Per ciascuna di loro, la vita ha in serbo prove durissime ma anche la forza di un amore più grande del giudizio degli uomini.
Un romanzo maturo e travolgente, scritto con una lingua ricca di sfumature, popolato di personaggi memorabili, per la dolente fierezza con cui abbracciano i propri destini.
Un romanzo che non smette di stupire, che ti costringe alla lettura, che mantiene la sua atmosfera anche nei momenti più drammatici e insegna che il destino è pronto sempre ad inseguirci, anche se noi vorremmo nasconderci.

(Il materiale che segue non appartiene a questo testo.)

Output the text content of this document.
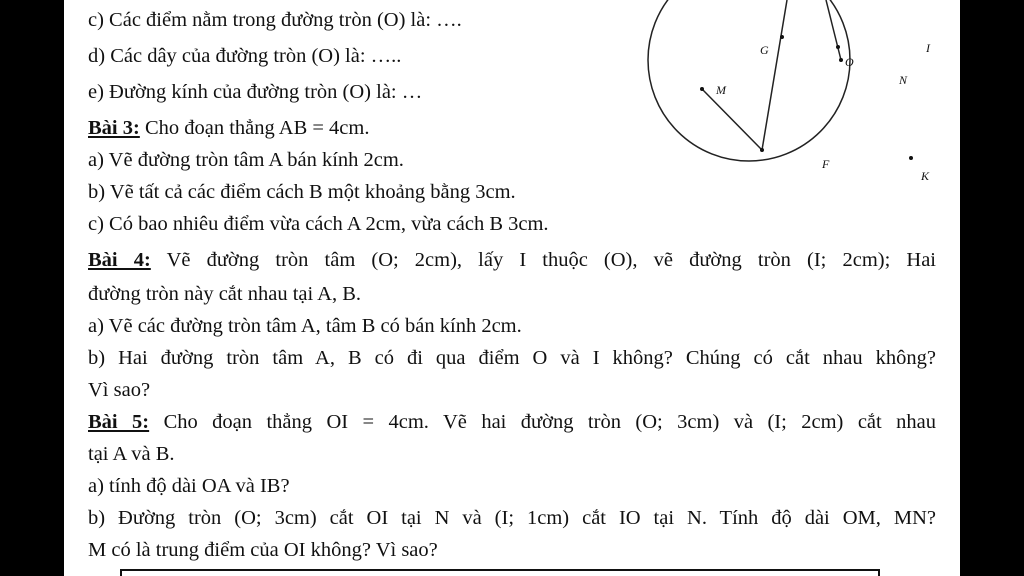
c) Các điểm nằm trong đường tròn (O) là: ….
d) Các dây của đường tròn (O) là: …..
e) Đường kính của đường tròn (O) là: …
Bài 3: Cho đoạn thẳng AB = 4cm.
a) Vẽ đường tròn tâm A bán kính 2cm.
b) Vẽ tất cả các điểm cách B một khoảng bằng 3cm.
c) Có bao nhiêu điểm vừa cách A 2cm, vừa cách B 3cm.
Bài 4: Vẽ đường tròn tâm (O; 2cm), lấy I thuộc (O), vẽ đường tròn (I; 2cm); Hai
đường tròn này cắt nhau tại A, B.
a) Vẽ các đường tròn tâm A, tâm B có bán kính 2cm.
b) Hai đường tròn tâm A, B có đi qua điểm O và I không? Chúng có cắt nhau không?
Vì sao?
Bài 5: Cho đoạn thẳng OI = 4cm. Vẽ hai đường tròn (O; 3cm) và (I; 2cm) cắt nhau
tại A và B.
a) tính độ dài OA và IB?
b) Đường tròn (O; 3cm) cắt OI tại N và (I; 1cm) cắt IO tại N. Tính độ dài OM, MN?
M có là trung điểm của OI không? Vì sao?
G
O
I
N
M
F
K
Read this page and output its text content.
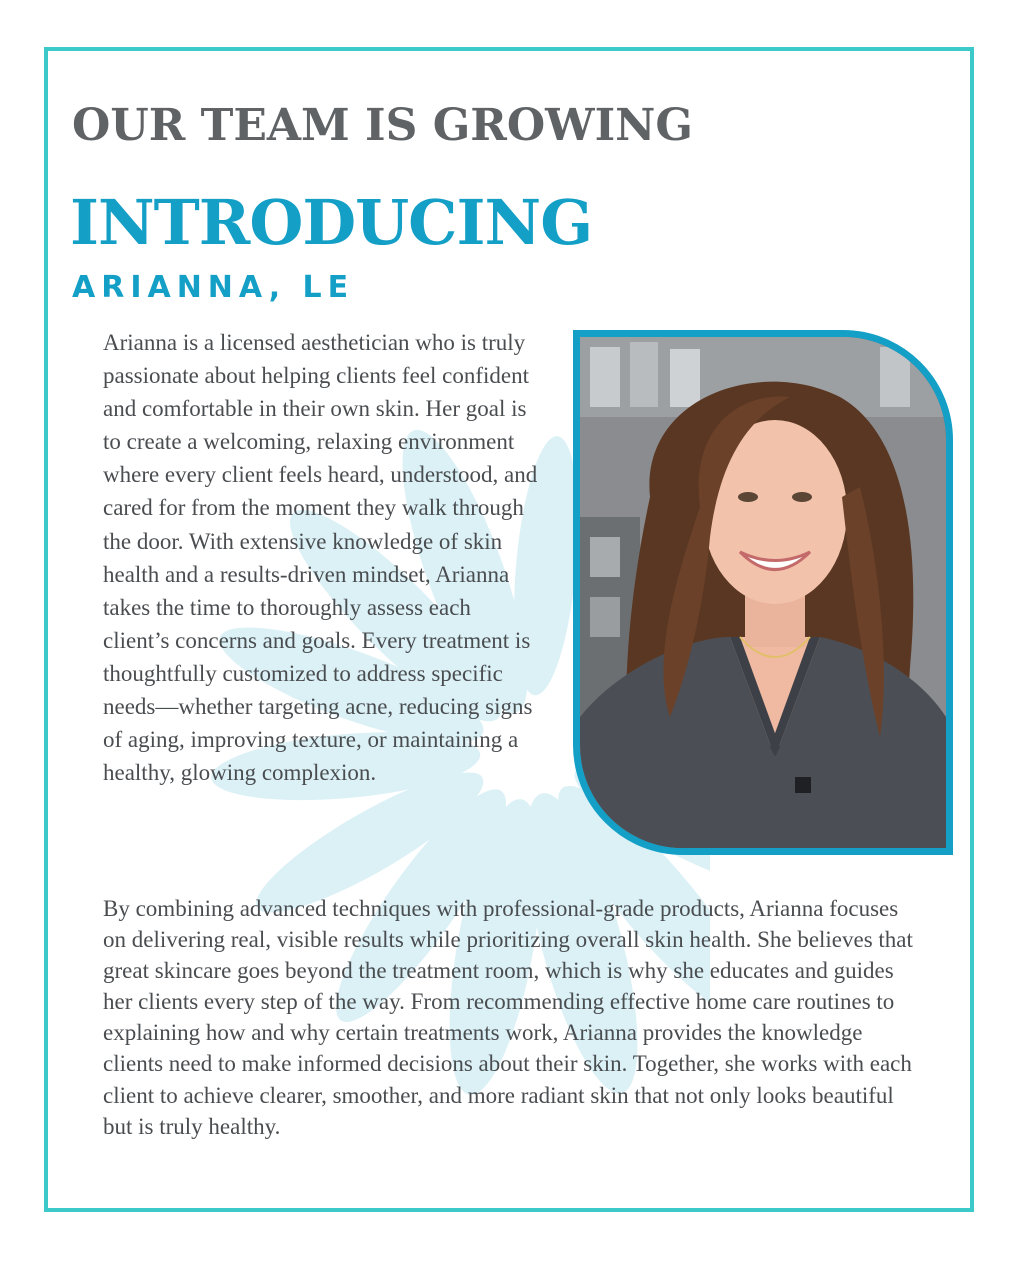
OUR TEAM IS GROWING
INTRODUCING
ARIANNA, LE

Arianna is a licensed aesthetician who is truly passionate about helping clients feel confident and comfortable in their own skin. Her goal is to create a welcoming, relaxing environment where every client feels heard, understood, and cared for from the moment they walk through the door. With extensive knowledge of skin health and a results-driven mindset, Arianna takes the time to thoroughly assess each client’s concerns and goals. Every treatment is thoughtfully customized to address specific needs—whether targeting acne, reducing signs of aging, improving texture, or maintaining a healthy, glowing complexion.

By combining advanced techniques with professional-grade products, Arianna focuses on delivering real, visible results while prioritizing overall skin health. She believes that great skincare goes beyond the treatment room, which is why she educates and guides her clients every step of the way. From recommending effective home care routines to explaining how and why certain treatments work, Arianna provides the knowledge clients need to make informed decisions about their skin. Together, she works with each client to achieve clearer, smoother, and more radiant skin that not only looks beautiful but is truly healthy.
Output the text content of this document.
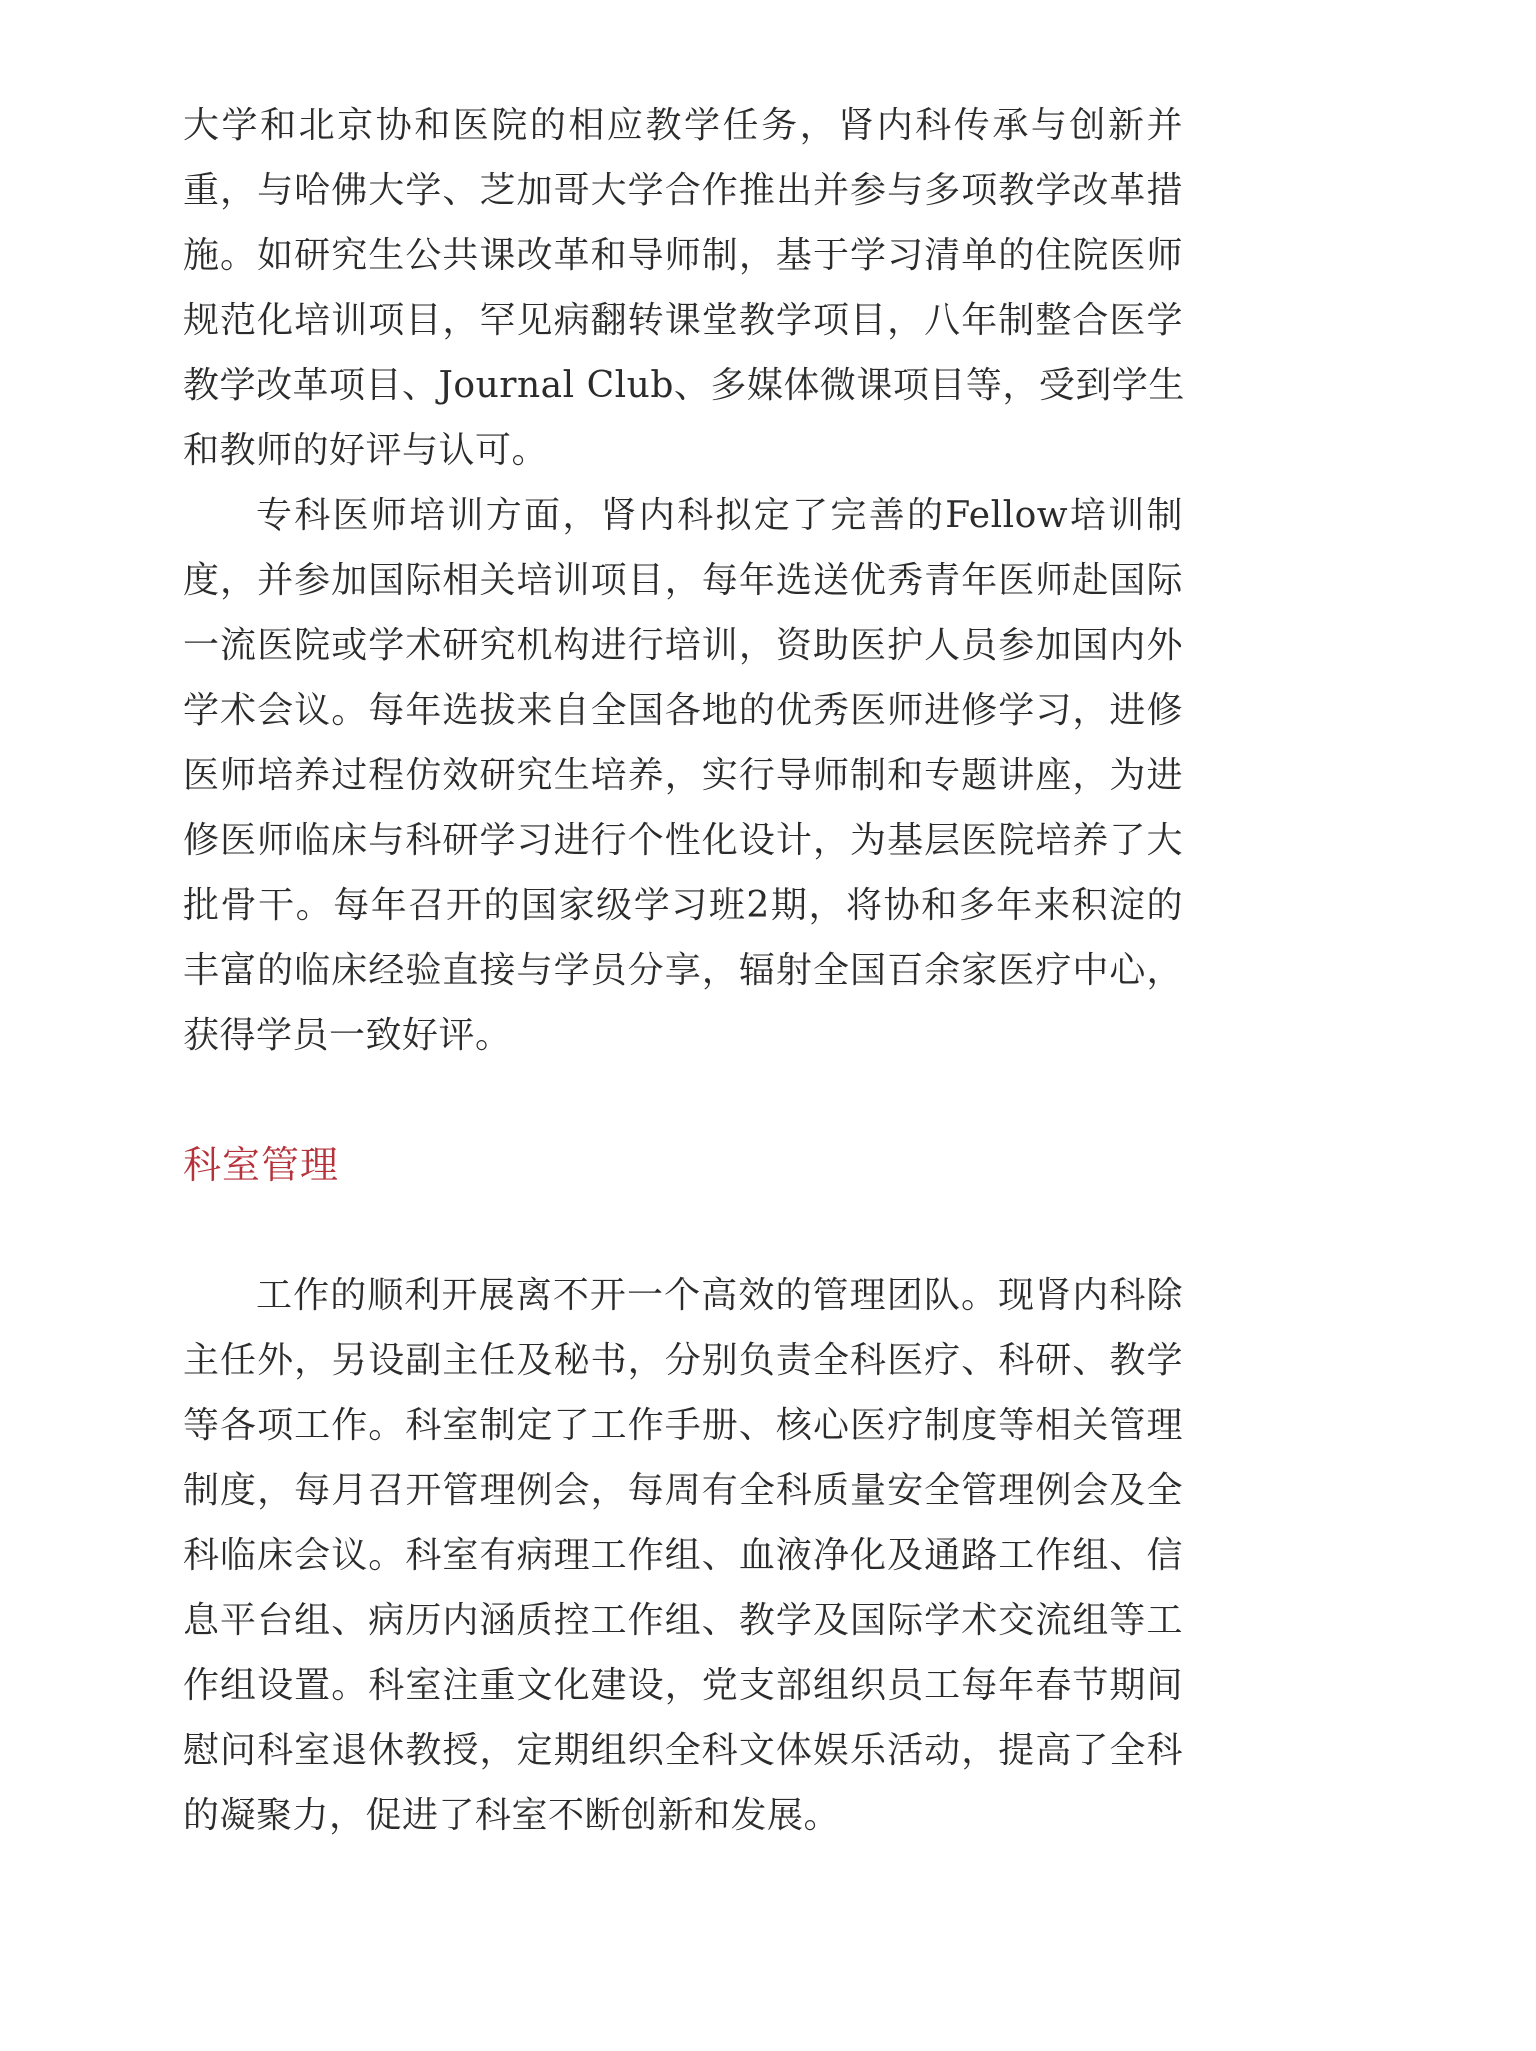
大学和北京协和医院的相应教学任务，肾内科传承与创新并
重，与哈佛大学、芝加哥大学合作推出并参与多项教学改革措
施。如研究生公共课改革和导师制，基于学习清单的住院医师
规范化培训项目，罕见病翻转课堂教学项目，八年制整合医学
教学改革项目、Journal Club、多媒体微课项目等，受到学生
和教师的好评与认可。
专科医师培训方面，肾内科拟定了完善的Fellow培训制
度，并参加国际相关培训项目，每年选送优秀青年医师赴国际
一流医院或学术研究机构进行培训，资助医护人员参加国内外
学术会议。每年选拔来自全国各地的优秀医师进修学习，进修
医师培养过程仿效研究生培养，实行导师制和专题讲座，为进
修医师临床与科研学习进行个性化设计，为基层医院培养了大
批骨干。每年召开的国家级学习班2期，将协和多年来积淀的
丰富的临床经验直接与学员分享，辐射全国百余家医疗中心，
获得学员一致好评。
科室管理
工作的顺利开展离不开一个高效的管理团队。现肾内科除
主任外，另设副主任及秘书，分别负责全科医疗、科研、教学
等各项工作。科室制定了工作手册、核心医疗制度等相关管理
制度，每月召开管理例会，每周有全科质量安全管理例会及全
科临床会议。科室有病理工作组、血液净化及通路工作组、信
息平台组、病历内涵质控工作组、教学及国际学术交流组等工
作组设置。科室注重文化建设，党支部组织员工每年春节期间
慰问科室退休教授，定期组织全科文体娱乐活动，提高了全科
的凝聚力，促进了科室不断创新和发展。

Non ultimo vorrei sottolineare la bellissima frase “ Come l’arancio amaro, con i suoi frutti asperrimi, è l’arbusto più fecondo su cui innestare i dolcissimi sanguinelli” che mi ha fatto ritrovare nonno Ferdinando e il suo dolcissimo e allo stesso tempo amaro profumo
Milena Palminteri è nata a Palermo, vive a Salerno e ha due figli ormai grandi. Ha lavorato per tutta la vita come conservatore negli archivi notarili, dove insieme alla memoria economica di paesi e città italiane vengono conservate e custodite anche le nostre vicende individuali e collettive. All’inizio degli anni ottanta, mentre dirigeva l’archivio di Salerno, tra le carte di un vecchio fascicolo si è imbattuta in una storia che chiedeva di essere raccontata, quella di un neonato trasportato in una cesta e di una madre accusata di avere comprato il suo bambino.
A quella storia negli anni se ne sono intrecciate altre, confluite in questo suo primo romanzo che profuma d’arancio, amaro naturalmente.